It’s not just Apple and AT&T who have problems delivering the needs of mobile users, both Google and Palm have also let the ball slip in recent days.

Strike one: Google, which yesterday introduced real time “push” Gmail sync for the iPhone. Seems too many iPhone users wanted this feature, with Dan Frommer helpfully pointing out a deluge of frustrated user comments on Google’s blog pages and Twitter.

Set-up, Frommer reports, runs smoothly, “but emails simply aren’t being pushed to our phone in real-time — we need to wait several minutes and/or manually check the mailbox before they show up, which defeats the purpose of push,” he writes. Google, presumably, is working to ramp up its infrastructure to support this new service.

Meanwhile, over at Palm (in the news a lot today as it issues millions of dollars in new shares in an attempt to put together some investment capital), there’s a similar problem – the company’s application approval team can’t keep up with the apps they’re being asked to review (remind you of anything?)

Responding to developers complaining at lengthy delays and opacity in getting their apps approved, Palm Developer Community Manager Chuq Von Rospach posted the following on Palm’s developer discussion boards:

“We got more applications than we could handle well, which is a good problem to have.

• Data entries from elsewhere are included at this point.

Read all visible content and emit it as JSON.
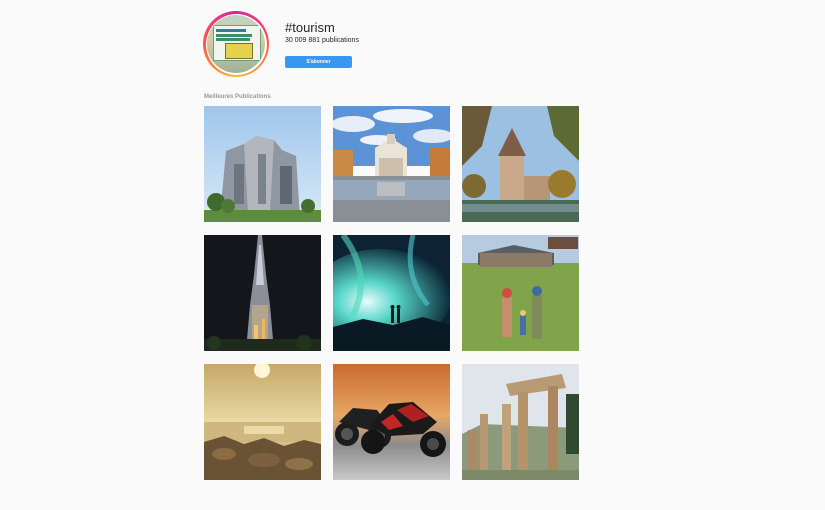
{
  "hashtag": {
    "title": "#tourism",
    "post_count": "30 009 881 publications",
    "follow_label": "S'abonner",
    "avatar_sign_label": "Indonesia"
  },
  "top_posts": {
    "section_label": "Meilleures Publications",
    "posts": [
      {
        "subject": "modern-building"
      },
      {
        "subject": "cathedral-square"
      },
      {
        "subject": "castle-tower"
      },
      {
        "subject": "skyscraper-night"
      },
      {
        "subject": "aurora"
      },
      {
        "subject": "hikers-field"
      },
      {
        "subject": "sunset-beach"
      },
      {
        "subject": "motorcycles"
      },
      {
        "subject": "ancient-columns"
      }
    ]
  },
  "colors": {
    "follow_button": "#3897f0",
    "avatar_ring": "#d6249f"
  }
}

Unfortunately, it means we dropped some things on the floor, and that’s bad, but with the impending "stuff" that’s coming, this is all going to get a lot easier for everyone and a lot more transparent.

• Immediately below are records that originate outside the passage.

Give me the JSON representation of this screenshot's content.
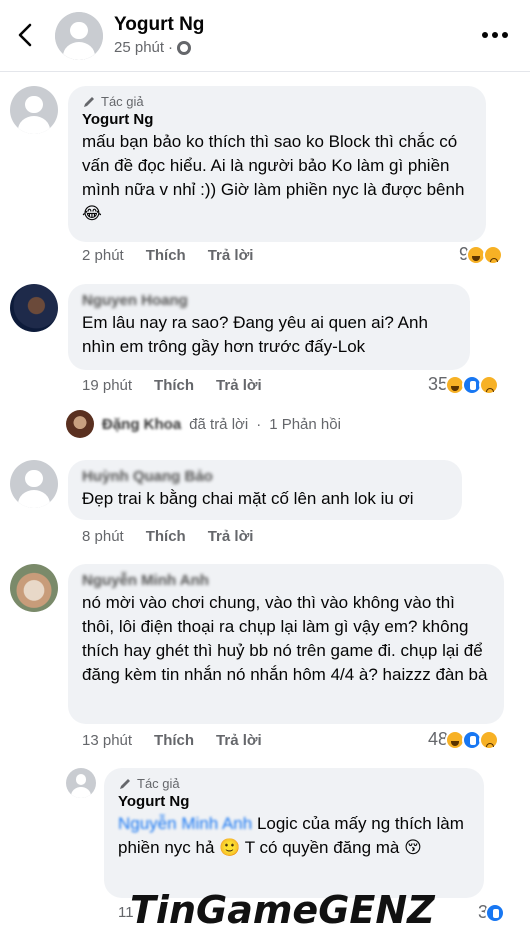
{
  "header": {
    "name": "Yogurt Ng",
    "time": "25 phút",
    "separator": "·"
  },
  "comments": [
    {
      "author_tag": "Tác giả",
      "name": "Yogurt Ng",
      "text": "mấu bạn bảo ko thích thì sao ko Block thì chắc có vấn đề đọc hiểu. Ai là người bảo Ko làm gì phiền mình nữa v nhỉ :)) Giờ làm phiền nyc là được bênh 😂",
      "time": "2 phút",
      "like": "Thích",
      "reply": "Trả lời",
      "reactions_count": "9",
      "reactions": [
        "haha",
        "sad"
      ]
    },
    {
      "name": "Nguyen Hoang",
      "text": "Em lâu nay ra sao? Đang yêu ai quen ai? Anh nhìn em trông gầy hơn trước đấy-Lok",
      "time": "19 phút",
      "like": "Thích",
      "reply": "Trả lời",
      "reactions_count": "35",
      "reactions": [
        "haha",
        "like",
        "sad"
      ],
      "replies_row": {
        "replier": "Đặng Khoa",
        "replied": "đã trả lời",
        "separator": "·",
        "count": "1 Phản hồi"
      }
    },
    {
      "name": "Huỳnh Quang Bảo",
      "text": "Đẹp trai k bằng chai mặt cố lên anh lok iu ơi",
      "time": "8 phút",
      "like": "Thích",
      "reply": "Trả lời"
    },
    {
      "name": "Nguyễn Minh Anh",
      "text": "nó mời vào chơi chung, vào thì vào không vào thì thôi, lôi điện thoại ra chụp lại làm gì vậy em? không thích hay ghét thì huỷ bb nó trên game đi. chụp lại để đăng kèm tin nhắn nó nhắn hôm 4/4 à? haizzz đàn bà",
      "time": "13 phút",
      "like": "Thích",
      "reply": "Trả lời",
      "reactions_count": "48",
      "reactions": [
        "haha",
        "like",
        "sad"
      ]
    },
    {
      "author_tag": "Tác giả",
      "name": "Yogurt Ng",
      "mention": "Nguyễn Minh Anh",
      "text": "Logic của mấy ng thích làm phiền nyc hả 🙂 T có quyền đăng mà 😚",
      "time": "11",
      "reactions_count": "3",
      "reactions": [
        "like"
      ]
    }
  ],
  "watermark": "TinGameGENZ"
}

“If you didn’t get a response in a timely manner, let me apologize to you. We should have done a better job on this, and I apologize for this. I’m working with the people I work with on this to try to make sure we do a better job of this moving forward. Good news is we’ve hired some people — one’s started, one starts next week, and the third starts the week after that, and that’ll give us some great people and some new resources to make sure this gets fixed and works properly.”

We wonder if Palm and Google will be pilloried quite as much as Apple and AT&T have been for similar infrastructure and approval shortcomings?